🌟 Farándula
Chris Brown se declara culpable por botellazo en Londres — y nadie se sorprende
Chris Brown volvió a hacerlo. El cantante estadounidense de R&B se declaró culpable de affray (riña violenta) por un ataque a botellazos en un club nocturno de Londres, sumando otro capítulo a una carrera judicial que ya lleva 17 años de violencia impune.
El incidente ocurrió en un exclusivo nightclub del West End londinense, donde Brown —según testigos— agredió a un productor musical con una botella durante una discusión que escaló en segundos. La policía metropolitana lo arrestó en el lugar y, tras meses de proceso, el cantante optó por declararse culpable.
¿Qué significa "affray" y por qué importa?
Affray es un delito del derecho anglosajón que se aplica cuando una persona usa o amenaza con violencia ilegal contra otra, causando que una persona razonable tema por su seguridad. No es "asalto con agravantes" —es menos grave— pero sigue siendo un delito violento con pena de hasta 3 años de cárcel.
La reducción de cargos sugiere un acuerdo con la fiscalía. Brown evitó un juicio por asalto más severo a cambio de admitir affray, una jugada clásica de defensa penal. Pero el mensaje es desalentador: otra vez, violencia. Otra vez, un acuerdo. Otra vez, impunidad percibida.
17 años de historial violento
Chris Brown no es un primerizo. Su historial es alarmante:
- 2009: Agredió brutalmente a Rihanna en un automóvil, dejándola con moretones, cortes y una mordedura. El caso fue uno de los más mediáticos de la década.
- 2013: Arrestado por agredir a un hombre fuera de un club en Washington D.C.
- 2016: Amenazó con un arma a una mujer en su casa de Los Ángeles.
- 2017: Acusado de retener a una mujer a punta de pistola durante tres días.

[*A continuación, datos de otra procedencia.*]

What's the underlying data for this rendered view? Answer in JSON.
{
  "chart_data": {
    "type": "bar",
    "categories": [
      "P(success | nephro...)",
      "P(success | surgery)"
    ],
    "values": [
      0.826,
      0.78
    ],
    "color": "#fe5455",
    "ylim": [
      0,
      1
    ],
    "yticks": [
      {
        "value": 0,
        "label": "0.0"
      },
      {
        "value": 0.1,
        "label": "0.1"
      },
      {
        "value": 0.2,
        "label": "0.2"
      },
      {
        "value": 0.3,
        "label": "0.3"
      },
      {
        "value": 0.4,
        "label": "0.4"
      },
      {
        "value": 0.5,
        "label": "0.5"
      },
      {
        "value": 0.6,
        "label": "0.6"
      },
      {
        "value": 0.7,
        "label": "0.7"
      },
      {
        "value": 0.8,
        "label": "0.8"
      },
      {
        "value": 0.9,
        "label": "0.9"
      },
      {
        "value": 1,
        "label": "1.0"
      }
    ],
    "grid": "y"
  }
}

- 2021: Demandado por agredir a un fan en un concierto.
- 2024: Expulsado de Sudáfrica por incidentes violentos durante una gira.

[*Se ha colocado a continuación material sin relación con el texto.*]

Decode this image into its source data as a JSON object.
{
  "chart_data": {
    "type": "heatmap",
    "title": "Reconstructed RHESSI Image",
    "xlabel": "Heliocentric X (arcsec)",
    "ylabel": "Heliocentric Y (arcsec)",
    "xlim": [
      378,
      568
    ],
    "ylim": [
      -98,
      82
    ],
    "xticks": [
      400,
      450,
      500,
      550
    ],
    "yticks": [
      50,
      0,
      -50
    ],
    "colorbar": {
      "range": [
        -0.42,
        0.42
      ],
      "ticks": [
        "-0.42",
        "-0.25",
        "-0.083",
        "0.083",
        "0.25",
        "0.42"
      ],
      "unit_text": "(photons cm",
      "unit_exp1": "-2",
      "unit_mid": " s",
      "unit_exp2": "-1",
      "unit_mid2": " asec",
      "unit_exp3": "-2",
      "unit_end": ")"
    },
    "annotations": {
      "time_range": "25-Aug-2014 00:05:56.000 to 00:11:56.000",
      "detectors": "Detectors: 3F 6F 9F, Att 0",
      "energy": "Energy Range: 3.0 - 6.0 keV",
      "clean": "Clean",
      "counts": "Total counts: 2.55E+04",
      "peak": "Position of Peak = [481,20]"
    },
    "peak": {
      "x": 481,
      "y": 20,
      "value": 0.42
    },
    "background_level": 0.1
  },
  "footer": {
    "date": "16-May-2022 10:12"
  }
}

La lista es interminable. Y el sistema no ha encontrado cómo detenerlo.
El problema de la impunidad de las estrellas
Casos como el de Chris Brown revelan una verdad incómoda: la fama es un escudo legal. Mientras un ciudadano común enfrentaría años de prisión por un ataque a botellazos, las celebridades tienen acceso a los mejores abogados, acuerdos con la fiscalía y un sistema que prefiere resolver rápido los casos de alto perfil.
Brown ha acumulado condenas, demandas civiles, órdenes de restricción... y sigue sacando discos, sigue llenando estadios, sigue haciendo giras. La industria del entretenimiento premia el talento y perdona el abuso.
La audiencia de sentencia está programada para las próximas semanas. La fiscalía pide una pena de prisión, pero los expertos legales dudan que un juez británico condene a una estrella internacional a cárcel efectiva. Lo más probable: libertad condicional, terapia de manejo de ira y una multa.
La reacción en redes: justicia selectiva
Mientras Chris Brown negocia su condena, decenas de artistas menos famosos cumplen sentencias largas por delitos menores. En redes sociales, el caso ha reavivado el debate sobre cómo el sistema judicial trata distinto a las celebridades.
"Si yo le parto una botella a alguien en un club, estoy 5 años preso. Chris Brown se declara culpable y sale caminando", escribió un usuario en X. El comentario tiene más de 50,000 likes.
¿Qué sigue para Chris Brown?
El cantante de "Forever" y "Go Crazy" sigue grabando música. De hecho, su último álbum salió hace apenas dos meses y debutó en el Top 10 de Billboard. El público separa al artista de la persona. O quizás ya no le importa.
Mientras tanto, la víctima del ataque con botella —cuyo nombre no se ha revelado por razones legales— espera una compensación que ningún monto podrá borrar el trauma de recibir una botella rota en la cara.